Na última quarta-feira (14), a revista Nature divulgou um artigo científico elaborado por Marina Hirota e Bernardo Flores, ambos vinculados à Universidade Federal de Santa Catarina (UFSC), com a colaboração de pesquisadores do Brasil, como Carlos Nobre, José Marengo e Erika Berenguer, além de cientistas dos Estados Unidos e da Europa. O financiamento para a pesquisa foi providenciado pelo Instituto Serrapilheira.
Fatores de risco
O estudo destaca que o aumento das temperaturas, secas severas, desmatamento e incêndios estão comprometendo a capacidade de recuperação da floresta, afetando diretamente o ciclo hidrológico e aproximando o bioma de uma “transição crítica” para o ponto de não retorno.
Os pesquisadores identificam como limites críticos o aquecimento superior a 1,5°C e o desmatamento acumulado de 20% da extensão florestal.
Bernardo Flores alerta: “Estamos nos aproximando de todos os limiares. No ritmo em que estamos, todos serão alcançados neste século. E a interação entre todos eles pode fazer com que aconteça antes do esperado”.
Marina Hirota reforça a necessidade de uma ação preventiva: “Se quisermos evitar uma transição sistêmica, precisamos adotar uma abordagem preventiva que mantenha as florestas resilientes nas próximas décadas”.
Impactos da seca
Em 2023, a Amazônia brasileira enfrentou uma seca sem precedentes, marcada por recordes de baixa nos níveis dos rios, incêndios e mudanças significativas no cotidiano das populações locais, especialmente nas comunidades tradicionais.
A duração da seca superou períodos anteriores de estiagem, com uma redução acentuada nas precipitações e secamento drástico dos rios, afetando o acesso à água potável, alimentos e transporte. Cidades como Manaus, a mais populosa da região amazônica, sofreram com intensas ondas de fumaça por meses.
O ano de 2023 testemunhou uma conjunção de fatores extremos no clima da Amazônia, incluindo o El Niño, o aquecimento do Atlântico Tropical Norte, as mudanças climáticas globais e a degradação florestal, com consequências que se estenderão ao ano de 2024.
O bioma amazônico se estende por nove países e abriga cerca de 40 milhões de pessoas, incluindo 2,2 milhões de indígenas de 300 diferentes etnias. O estudo ressalta que a perda de floresta tem um impacto direto sobre a vida dessas comunidades.

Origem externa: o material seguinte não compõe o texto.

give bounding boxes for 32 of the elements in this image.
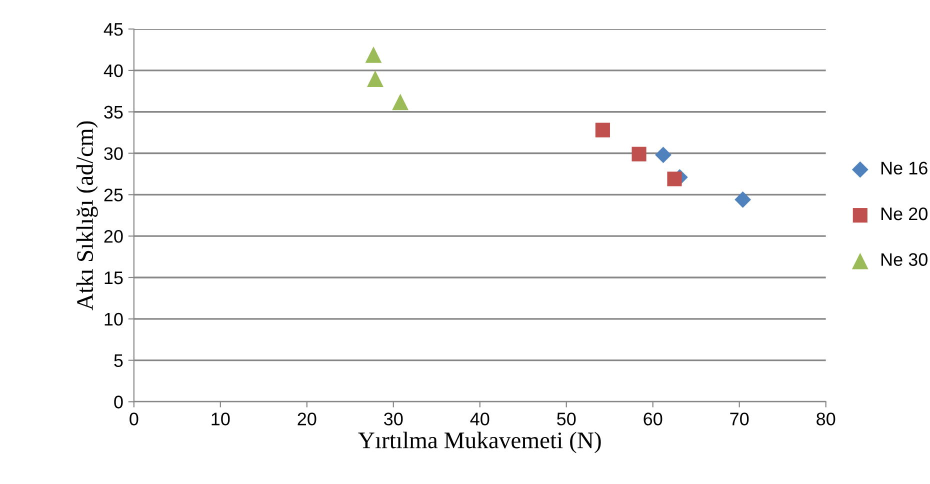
- point: [734, 191, 752, 208]
- x-tick-label: 10: [212, 412, 230, 426]
- point: [367, 70, 384, 87]
- y-tick-label: 40: [104, 64, 123, 78]
- y-tick-label: 20: [104, 230, 123, 243]
- x-axis-title: Yırtılma Mukavemeti (N): [358, 432, 601, 454]
- point: [632, 146, 646, 162]
- x-tick-label: 40: [470, 412, 490, 426]
- x-tick-label: 0: [130, 412, 138, 426]
- x-tick-label: 30: [384, 412, 403, 426]
- y-tick-label: 10: [104, 312, 123, 326]
- y-tick-label: 45: [104, 23, 123, 36]
- point: [365, 46, 382, 63]
- x-tick-label: 70: [730, 412, 749, 426]
- legend-label: Ne 30: [881, 253, 928, 266]
- y-tick-label: 35: [104, 106, 123, 119]
- y-tick-label: 5: [114, 354, 123, 368]
- x-tick-label: 50: [557, 412, 576, 426]
- point: [655, 146, 672, 164]
- legend-label: Ne 16: [881, 162, 928, 175]
- y-tick-label: 25: [104, 188, 123, 202]
- y-tick-label: 30: [104, 147, 123, 160]
- point: [595, 122, 610, 138]
- legend-label: Ne 20: [881, 207, 928, 220]
- point: [667, 172, 682, 186]
- x-tick-label: 80: [816, 412, 836, 426]
- y-tick-label: 0: [114, 396, 123, 408]
- y-tick-label: 15: [104, 272, 123, 284]
- point: [392, 94, 409, 110]
- x-tick-label: 20: [298, 412, 316, 426]
- y-axis-title: Atkı Sıklığı (ad/cm): [76, 121, 98, 310]
- x-tick-label: 60: [644, 412, 662, 426]
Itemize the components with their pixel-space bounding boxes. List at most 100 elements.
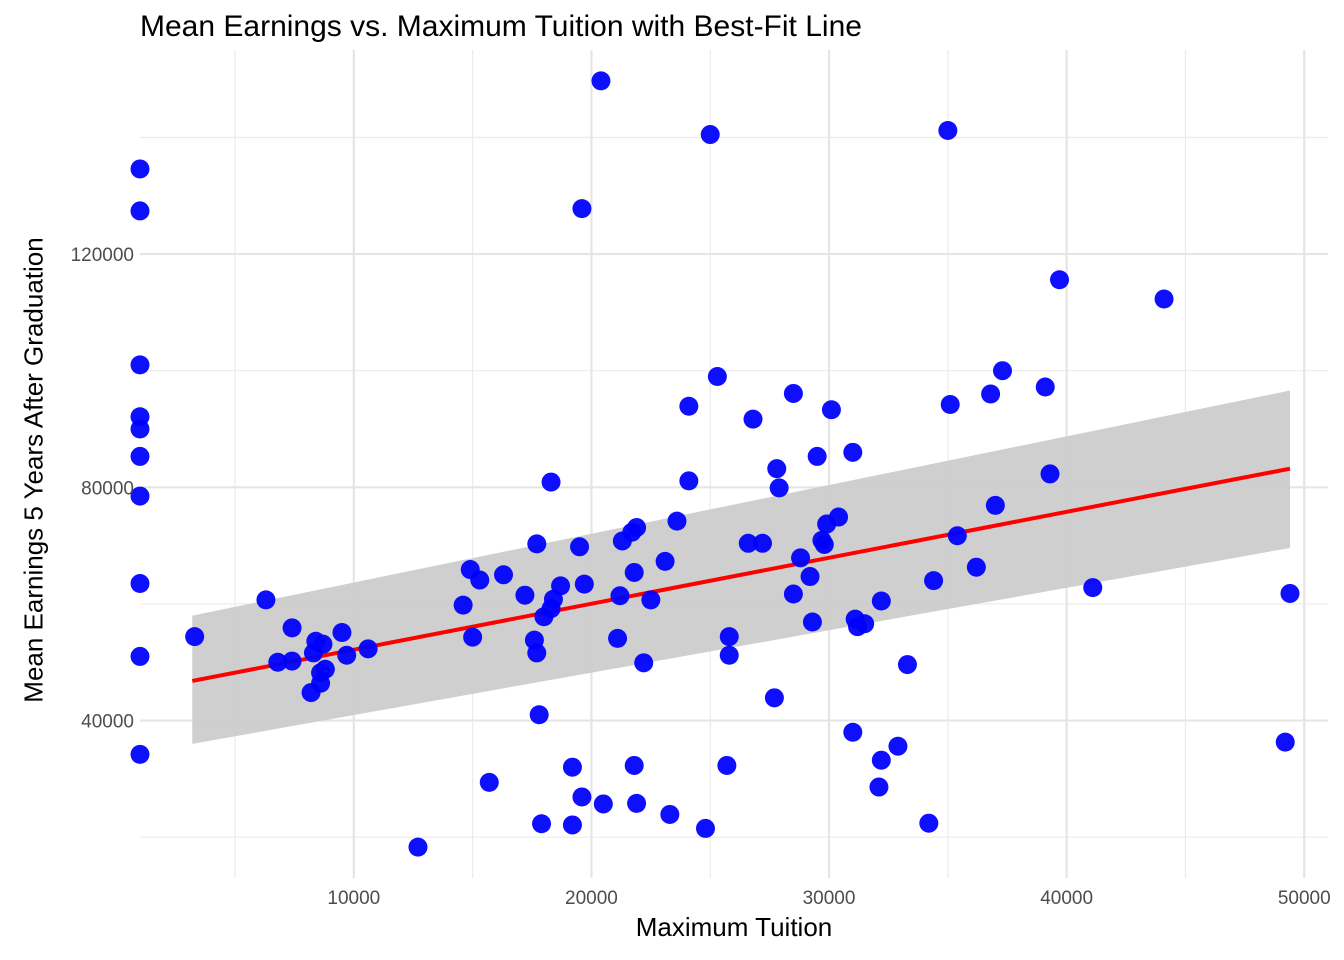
grid-lines bbox=[140, 50, 1328, 878]
data-point bbox=[627, 518, 647, 538]
data-point bbox=[593, 794, 613, 814]
data-point bbox=[888, 736, 908, 756]
data-point bbox=[924, 571, 944, 591]
data-point bbox=[985, 495, 1005, 515]
y-axis-ticks: 40000 80000 120000 bbox=[71, 245, 134, 732]
data-point bbox=[897, 655, 917, 675]
data-point bbox=[256, 590, 276, 610]
data-point bbox=[268, 652, 288, 672]
data-point bbox=[719, 645, 739, 665]
data-point bbox=[871, 750, 891, 770]
data-point bbox=[679, 396, 699, 416]
data-point bbox=[562, 815, 582, 835]
data-point bbox=[843, 722, 863, 742]
data-point bbox=[130, 574, 150, 594]
x-tick-label: 10000 bbox=[327, 888, 380, 909]
data-point bbox=[769, 478, 789, 498]
data-point bbox=[130, 201, 150, 221]
data-point bbox=[767, 459, 787, 479]
x-axis-label: Maximum Tuition bbox=[635, 912, 833, 942]
data-point bbox=[738, 533, 758, 553]
data-point bbox=[1154, 289, 1174, 309]
data-point bbox=[130, 355, 150, 375]
data-point bbox=[541, 472, 561, 492]
data-point bbox=[470, 570, 490, 590]
data-point bbox=[641, 590, 661, 610]
data-point bbox=[282, 651, 302, 671]
data-point bbox=[479, 772, 499, 792]
x-tick-label: 50000 bbox=[1278, 888, 1331, 909]
x-tick-label: 20000 bbox=[565, 888, 618, 909]
y-tick-label: 120000 bbox=[71, 245, 134, 266]
data-point bbox=[947, 526, 967, 546]
confidence-band bbox=[192, 390, 1290, 744]
data-point bbox=[532, 814, 552, 834]
data-point bbox=[660, 804, 680, 824]
data-point bbox=[667, 511, 687, 531]
data-point bbox=[981, 384, 1001, 404]
data-point bbox=[743, 409, 763, 429]
data-point bbox=[869, 777, 889, 797]
y-axis-label: Mean Earnings 5 Years After Graduation bbox=[18, 237, 49, 703]
y-tick-label: 80000 bbox=[81, 478, 134, 499]
data-point bbox=[753, 533, 773, 553]
data-point bbox=[358, 639, 378, 659]
data-point bbox=[783, 584, 803, 604]
data-point bbox=[707, 367, 727, 387]
data-point bbox=[679, 471, 699, 491]
data-point bbox=[562, 757, 582, 777]
data-point bbox=[624, 755, 644, 775]
data-point bbox=[130, 744, 150, 764]
data-point bbox=[463, 627, 483, 647]
data-point bbox=[494, 565, 514, 585]
data-point bbox=[591, 71, 611, 91]
data-point bbox=[515, 585, 535, 605]
data-point bbox=[783, 383, 803, 403]
data-point bbox=[130, 419, 150, 439]
data-point bbox=[527, 643, 547, 663]
data-point bbox=[130, 159, 150, 179]
data-point bbox=[655, 551, 675, 571]
data-point bbox=[764, 688, 784, 708]
data-point bbox=[315, 659, 335, 679]
data-point bbox=[130, 486, 150, 506]
data-point bbox=[829, 507, 849, 527]
data-point bbox=[871, 591, 891, 611]
data-point bbox=[608, 628, 628, 648]
data-point bbox=[624, 562, 644, 582]
data-point bbox=[572, 787, 592, 807]
data-point bbox=[843, 442, 863, 462]
data-point bbox=[130, 646, 150, 666]
data-point bbox=[802, 612, 822, 632]
data-point bbox=[313, 634, 333, 654]
data-point bbox=[814, 534, 834, 554]
data-point bbox=[453, 595, 473, 615]
data-point bbox=[719, 627, 739, 647]
data-point bbox=[966, 557, 986, 577]
data-point bbox=[408, 837, 428, 857]
data-point bbox=[1083, 578, 1103, 598]
y-tick-label: 40000 bbox=[81, 712, 134, 733]
data-point bbox=[551, 576, 571, 596]
x-tick-label: 40000 bbox=[1040, 888, 1093, 909]
data-point bbox=[185, 627, 205, 647]
data-point bbox=[807, 446, 827, 466]
data-point bbox=[332, 623, 352, 643]
data-point bbox=[1035, 377, 1055, 397]
x-axis-ticks: 10000 20000 30000 40000 50000 bbox=[327, 888, 1330, 909]
chart-title: Mean Earnings vs. Maximum Tuition with B… bbox=[140, 10, 862, 43]
data-point bbox=[570, 537, 590, 557]
data-point bbox=[627, 793, 647, 813]
data-point bbox=[1280, 583, 1300, 603]
data-point bbox=[791, 548, 811, 568]
data-point bbox=[574, 574, 594, 594]
data-point bbox=[800, 567, 820, 587]
data-point bbox=[572, 199, 592, 219]
data-point bbox=[717, 755, 737, 775]
confidence-band-area bbox=[192, 390, 1290, 744]
data-point bbox=[1050, 270, 1070, 290]
data-point bbox=[130, 446, 150, 466]
data-point bbox=[527, 534, 547, 554]
data-point bbox=[700, 125, 720, 145]
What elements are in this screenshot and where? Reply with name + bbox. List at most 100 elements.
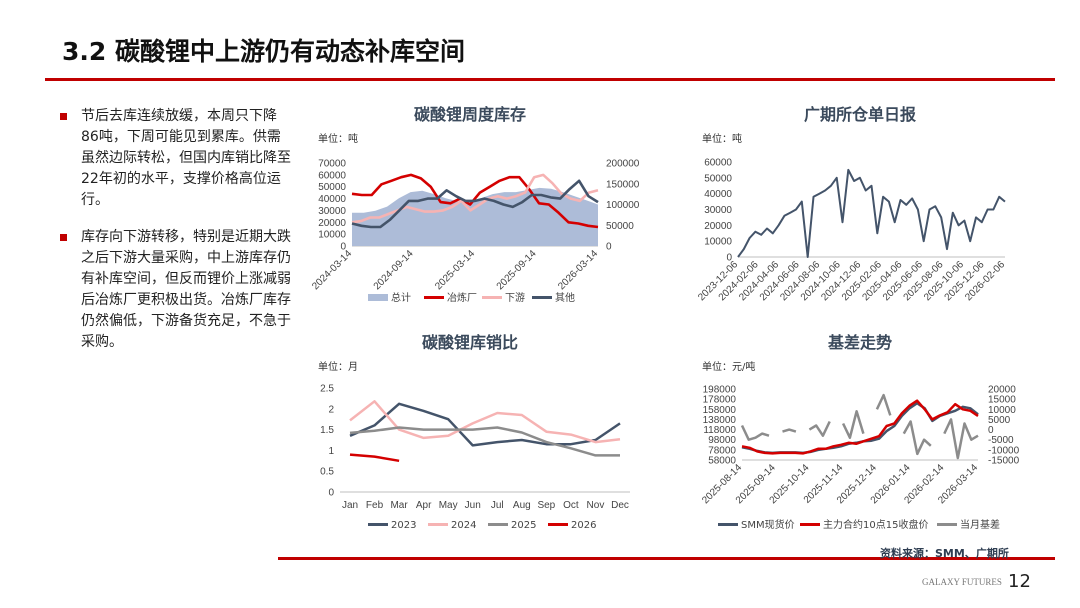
x-tick-label: 2024-03-14: [310, 248, 354, 292]
legend-label: 总计: [391, 291, 411, 304]
y-tick-label: 138000: [703, 415, 737, 426]
series-line-其他: [351, 179, 599, 229]
x-tick-label: Jun: [465, 500, 481, 511]
series-line-当月基差: [782, 428, 797, 433]
legend-label: 2025: [511, 520, 536, 531]
y-tick-label: 78000: [708, 445, 736, 456]
series-line-当月基差: [902, 420, 932, 456]
y-tick-label: 58000: [708, 456, 736, 467]
legend-label: 2023: [391, 520, 416, 531]
y-tick-label: 20000: [704, 221, 732, 232]
source-note: 资料来源：SMM、广期所: [880, 547, 1009, 560]
y-tick-label: 0: [328, 488, 334, 499]
legend-label: 冶炼厂: [447, 291, 477, 304]
series-line-当月基差: [943, 418, 979, 460]
y-right-tick-label: 20000: [988, 385, 1016, 396]
legend-label: 其他: [555, 291, 575, 304]
y-tick-label: 0: [340, 242, 346, 253]
y-right-tick-label: 5000: [988, 415, 1011, 426]
series-line-SMM现货价: [741, 401, 979, 455]
series-area-总计: [352, 187, 598, 246]
x-tick-label: 2025-03-14: [433, 248, 477, 292]
x-tick-label: Sep: [537, 500, 555, 511]
series-line-当月基差: [740, 424, 770, 441]
y-tick-label: 50000: [704, 173, 732, 184]
legend-swatch: [368, 294, 388, 301]
x-tick-label: Aug: [513, 500, 531, 511]
series-line-2025: [349, 426, 620, 457]
series-line-当月基差: [875, 393, 892, 416]
legend-label: SMM现货价: [741, 518, 795, 531]
x-tick-label: 2025-09-14: [495, 248, 539, 292]
x-tick-label: 2024-09-14: [372, 248, 416, 292]
x-tick-label: Nov: [587, 500, 605, 511]
y-tick-label: 118000: [703, 425, 736, 436]
chart-unit-label: 单位：吨: [318, 132, 358, 145]
y-tick-label: 1.5: [320, 425, 334, 436]
y-tick-label: 20000: [318, 218, 346, 229]
series-line-主力合约10点15收盘价: [741, 399, 979, 455]
x-tick-label: 2026-03-14: [556, 248, 600, 292]
y-right-tick-label: 0: [606, 242, 612, 253]
series-line-2024: [349, 400, 621, 444]
y-tick-label: 60000: [704, 158, 732, 169]
bullet-text: 库存向下游转移，特别是近期大跌之后下游大量采购，中上游库存仍有补库空间，但反而锂…: [81, 229, 291, 350]
y-tick-label: 60000: [318, 170, 346, 181]
x-tick-label: Jan: [342, 500, 358, 511]
bullet-square-icon: [60, 234, 67, 241]
y-right-tick-label: 50000: [606, 221, 634, 232]
bullet-item: 节后去库连续放缓，本周只下降86吨，下周可能见到累库。供需虽然边际转松，但国内库…: [58, 106, 294, 211]
y-tick-label: 40000: [704, 189, 732, 200]
x-tick-label: May: [439, 500, 458, 511]
y-tick-label: 158000: [703, 405, 737, 416]
chart-title: 广期所仓单日报: [804, 105, 916, 124]
bullet-item: 库存向下游转移，特别是近期大跌之后下游大量采购，中上游库存仍有补库空间，但反而锂…: [58, 227, 294, 353]
y-right-tick-label: -5000: [988, 435, 1014, 446]
chart-weekly: 碳酸锂周度库存单位：吨01000020000300004000050000600…: [310, 105, 640, 304]
y-right-tick-label: -15000: [988, 456, 1020, 467]
series-line-2026: [349, 453, 400, 463]
y-right-tick-label: 200000: [606, 159, 640, 170]
x-tick-label: Oct: [563, 500, 579, 511]
y-tick-label: 0.5: [320, 467, 334, 478]
page-number: 12: [1008, 571, 1031, 592]
y-right-tick-label: 15000: [988, 395, 1016, 406]
y-tick-label: 198000: [703, 385, 737, 396]
y-tick-label: 0: [726, 253, 732, 264]
chart-title: 碳酸锂库销比: [422, 333, 518, 352]
y-right-tick-label: 150000: [606, 179, 640, 190]
x-tick-label: Dec: [611, 500, 629, 511]
legend-label: 2024: [451, 520, 476, 531]
y-tick-label: 50000: [318, 182, 346, 193]
bullet-square-icon: [60, 113, 67, 120]
title-divider: [45, 78, 1055, 81]
series-line-2023: [349, 402, 621, 447]
y-tick-label: 30000: [318, 206, 346, 217]
y-right-tick-label: 0: [988, 425, 994, 436]
y-tick-label: 98000: [708, 435, 736, 446]
x-tick-label: Apr: [416, 500, 432, 511]
legend-label: 下游: [505, 291, 525, 304]
x-tick-label: Feb: [366, 500, 384, 511]
y-tick-label: 30000: [704, 205, 732, 216]
y-tick-label: 70000: [318, 159, 346, 170]
y-tick-label: 10000: [704, 237, 732, 248]
x-tick-label: Jul: [491, 500, 504, 511]
chart-title: 碳酸锂周度库存: [414, 105, 526, 124]
legend-label: 主力合约10点15收盘价: [823, 518, 928, 531]
y-right-tick-label: 10000: [988, 405, 1016, 416]
legend-label: 当月基差: [960, 518, 1000, 531]
y-tick-label: 1: [328, 446, 334, 457]
y-right-tick-label: 100000: [606, 200, 640, 211]
y-tick-label: 178000: [703, 395, 737, 406]
bullet-list: 节后去库连续放缓，本周只下降86吨，下周可能见到累库。供需虽然边际转松，但国内库…: [58, 106, 294, 369]
series-line-当月基差: [841, 410, 865, 439]
footer-divider: [278, 557, 1055, 560]
page-title: 3.2 碳酸锂中上游仍有动态补库空间: [62, 37, 465, 66]
chart-unit-label: 单位：元/吨: [702, 360, 755, 373]
legend-label: 2026: [571, 520, 596, 531]
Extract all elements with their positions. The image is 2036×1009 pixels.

Os modelos científicos utilizados na pesquisa preveem, até o ano de 2050, um incremento notável no número de dias secos, variando de 10 a 30 dias adicionais, e um aumento na temperatura entre 2°C e 4°C. Essas mudanças climáticas devem resultar em um déficit de vapor d’água e uma consequente crise hídrica.
Risco de savanização
Observações de longo prazo em campo revelam uma crescente fragilidade nas florestas que ainda se mantêm de pé. Há um aumento na mortalidade de árvores em diversas localidades, um reflexo direto da degradação ambiental.
Essa situação diminui a capacidade de armazenamento de carbono da floresta e promove a substituição de espécies arbóreas por outras mais resistentes à seca, conforme mencionado no artigo. Já existem áreas na floresta que liberam mais carbono do que conseguem absorver.
Cerca de 10% da Amazônia apresenta um alto risco de passar por uma transição significativa, podendo evoluir para um ecossistema com baixa densidade de árvores, um processo conhecido como savanização. A pesquisa também indica que uma nova composição florestal pode surgir na parte mais central da Amazônia, especialmente ao longo de rodovias importantes como a BR-319 e a Transamazônica.
O estudo aponta que as áreas com maior potencial de mudança são aquelas próximas às fronteiras de desmatamento, frequentemente associadas a grandes projetos rodoviários. Por outro lado, regiões mais isoladas, incluindo unidades de conservação e territórios indígenas, apresentam um menor risco de transição, de acordo com os pesquisadores.